The report has two main subjects. The first focus is on digital products, services and rights. This is the segment of e-commerce going beyond the familiar mail order, using the internet merely as a new means to order. The second focus is on innovations of payment systems. We use the term payment systems, because we do not only refer to "electronic money" as other recent studies, but try to cover the whole range of payment alternatives.
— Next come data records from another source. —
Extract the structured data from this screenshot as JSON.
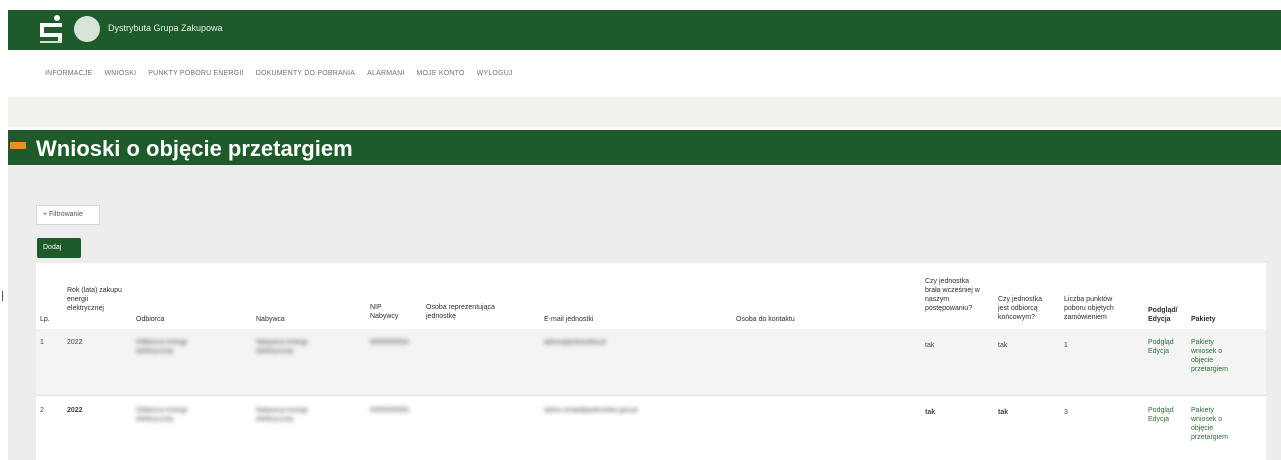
{
  "header": {
    "brand_name": "Dystrybuta Grupa Zakupowa",
    "colors": {
      "header": "#1f5a2b",
      "accent": "#f28c28"
    }
  },
  "nav": {
    "items": [
      "INFORMACJE",
      "WNIOSKI",
      "PUNKTY POBORU ENERGII",
      "DOKUMENTY DO POBRANIA",
      "ALARMANI",
      "MOJE KONTO",
      "WYLOGUJ"
    ]
  },
  "page": {
    "title": "Wnioski o objęcie przetargiem"
  },
  "actions": {
    "filter_label": "+ Filtrowanie",
    "new_label": "Dodaj"
  },
  "table": {
    "headers": {
      "lp": "Lp.",
      "rok": "Rok (lata) zakupu energii elektrycznej",
      "odbiorca": "Odbiorca",
      "nabywca": "Nabywca",
      "nip": "NIP Nabywcy",
      "osoba": "Osoba reprezentująca jednostkę",
      "email": "E-mail jednostki",
      "kontakt": "Osoba do kontaktu",
      "wczesniej": "Czy jednostka brała wcześniej w naszym postępowaniu?",
      "odbiorca_koncowy": "Czy jednostka jest odbiorcą końcowym?",
      "liczba": "Liczba punktów poboru objętych zamówieniem",
      "podglad": "Podgląd/ Edycja",
      "pakiety": "Pakiety"
    },
    "rows": [
      {
        "lp": "1",
        "rok": "2022",
        "odbiorca": "Odbiorca energii elektrycznej",
        "nabywca": "Nabywca energii elektrycznej",
        "nip": "0000000000",
        "email": "adres@jednostka.pl",
        "wczesniej": "tak",
        "odbiorca_koncowy": "tak",
        "liczba": "1",
        "podglad": "Podgląd",
        "edycja": "Edycja",
        "pakiety": "Pakiety wniosek o objęcie przetargiem"
      },
      {
        "lp": "2",
        "rok": "2022",
        "odbiorca": "Odbiorca energii elektrycznej",
        "nabywca": "Nabywca energii elektrycznej",
        "nip": "0000000000",
        "email": "adres.email@jednostka.gov.pl",
        "wczesniej": "tak",
        "odbiorca_koncowy": "tak",
        "liczba": "3",
        "podglad": "Podgląd",
        "edycja": "Edycja",
        "pakiety": "Pakiety wniosek o objęcie przetargiem"
      }
    ]
  }
}
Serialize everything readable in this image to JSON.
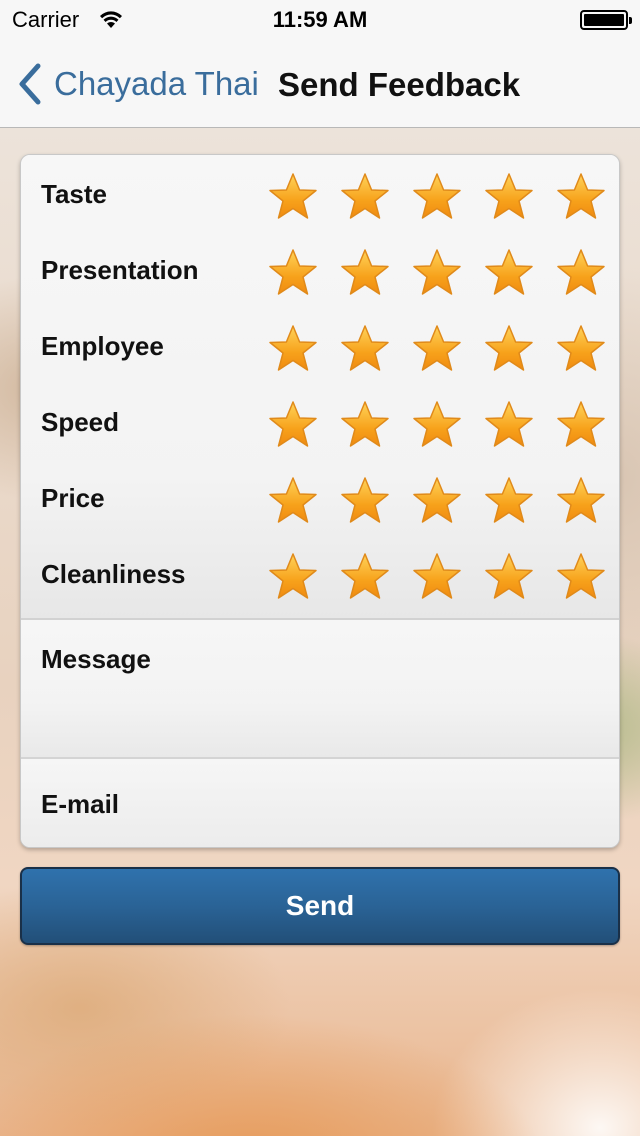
{
  "status_bar": {
    "carrier": "Carrier",
    "time": "11:59 AM"
  },
  "nav": {
    "back_label": "Chayada Thai",
    "title": "Send Feedback"
  },
  "ratings": [
    {
      "label": "Taste",
      "stars": 5,
      "max": 5
    },
    {
      "label": "Presentation",
      "stars": 5,
      "max": 5
    },
    {
      "label": "Employee",
      "stars": 5,
      "max": 5
    },
    {
      "label": "Speed",
      "stars": 5,
      "max": 5
    },
    {
      "label": "Price",
      "stars": 5,
      "max": 5
    },
    {
      "label": "Cleanliness",
      "stars": 5,
      "max": 5
    }
  ],
  "message": {
    "label": "Message",
    "value": ""
  },
  "email": {
    "label": "E-mail",
    "value": ""
  },
  "send_label": "Send",
  "colors": {
    "accent": "#3a6d9c",
    "button": "#2a6396",
    "star": "#f7a21b"
  }
}
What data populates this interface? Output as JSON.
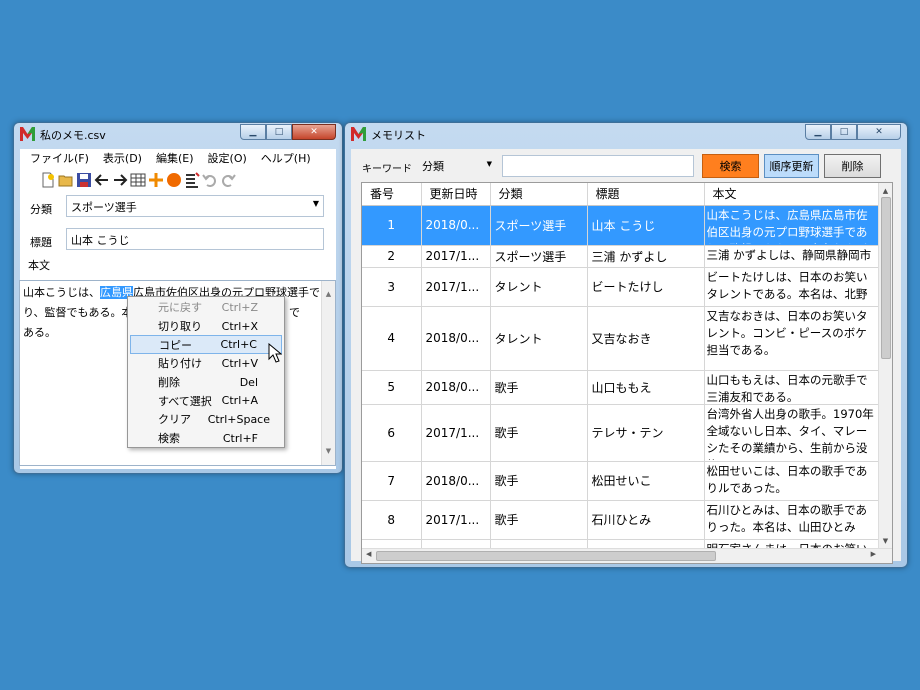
{
  "memo": {
    "title": "私のメモ.csv",
    "menu": [
      "ファイル(F)",
      "表示(D)",
      "編集(E)",
      "設定(O)",
      "ヘルプ(H)"
    ],
    "category_label": "分類",
    "category_value": "スポーツ選手",
    "title_label": "標題",
    "title_value": "山本 こうじ",
    "body_label": "本文",
    "body_line1_pre": "山本こうじは、",
    "body_line1_sel": "広島県",
    "body_line1_post": "広島市佐伯区出身の元プロ野球選手で",
    "body_line2a": "り、監督でもある。本",
    "body_line2b": "」で",
    "body_line3": "ある。"
  },
  "context_menu": [
    {
      "label": "元に戻す",
      "shortcut": "Ctrl+Z",
      "disabled": true
    },
    {
      "label": "切り取り",
      "shortcut": "Ctrl+X"
    },
    {
      "label": "コピー",
      "shortcut": "Ctrl+C",
      "highlighted": true
    },
    {
      "label": "貼り付け",
      "shortcut": "Ctrl+V"
    },
    {
      "label": "削除",
      "shortcut": "Del"
    },
    {
      "label": "すべて選択",
      "shortcut": "Ctrl+A"
    },
    {
      "label": "クリア",
      "shortcut": "Ctrl+Space"
    },
    {
      "label": "検索",
      "shortcut": "Ctrl+F"
    }
  ],
  "list": {
    "title": "メモリスト",
    "keyword_label": "キーワード",
    "filter_value": "分類",
    "search_value": "",
    "search_button": "検索",
    "sort_button": "順序更新",
    "delete_button": "削除",
    "columns": [
      "番号",
      "更新日時",
      "分類",
      "標題",
      "本文"
    ],
    "rows": [
      {
        "no": "1",
        "date": "2018/0...",
        "cat": "スポーツ選手",
        "title": "山本 こうじ",
        "body": "山本こうじは、広島県広島市佐伯区出身の元プロ野球選手であり、監督でもある。本名および旧登録名は"
      },
      {
        "no": "2",
        "date": "2017/1...",
        "cat": "スポーツ選手",
        "title": "三浦 かずよし",
        "body": "三浦 かずよしは、静岡県静岡市"
      },
      {
        "no": "3",
        "date": "2017/1...",
        "cat": "タレント",
        "title": "ビートたけし",
        "body": "ビートたけしは、日本のお笑いタレントである。本名は、北野 武である。東"
      },
      {
        "no": "4",
        "date": "2018/0...",
        "cat": "タレント",
        "title": "又吉なおき",
        "body": "又吉なおきは、日本のお笑いタレント。コンビ・ピースのボケ担当である。"
      },
      {
        "no": "5",
        "date": "2018/0...",
        "cat": "歌手",
        "title": "山口ももえ",
        "body": "山口ももえは、日本の元歌手で三浦友和である。"
      },
      {
        "no": "6",
        "date": "2017/1...",
        "cat": "歌手",
        "title": "テレサ・テン",
        "body": "台湾外省人出身の歌手。1970年全域ないし日本、タイ、マレーシたその業績から、生前から没後"
      },
      {
        "no": "7",
        "date": "2018/0...",
        "cat": "歌手",
        "title": "松田せいこ",
        "body": "松田せいこは、日本の歌手でありルであった。"
      },
      {
        "no": "8",
        "date": "2017/1...",
        "cat": "歌手",
        "title": "石川ひとみ",
        "body": "石川ひとみは、日本の歌手でありった。本名は、山田ひとみ（旧"
      },
      {
        "no": "",
        "date": "",
        "cat": "",
        "title": "",
        "body": "明石家さんまは、日本のお笑い"
      }
    ]
  },
  "colors": {
    "desktop": "#3b8bc8",
    "selection": "#3399ff",
    "search_btn": "#ff7f1e",
    "sort_btn": "#bcdcfb"
  }
}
The report covers the following topics in some more detail: the place of traditional mail order within the field of electronic commerce; digital products, services and rights and the need for new payment solutions in this emerging sector; the importance of e-commerce for local markets; state of innovative payment systems with regard to Germany; approaches for small payments and micropayments; aspects of costs, fees and economic viability of payment systems; reasons for innovation (and non-innovation) from the point of view of banks; the development of internet payment systems from a genetic perspective, the relationship between "electronic money" and political regulation of money; definitions of "electronic money", non-technical aspects of security and anonymity; risks of consumers, and remarks on open research questions.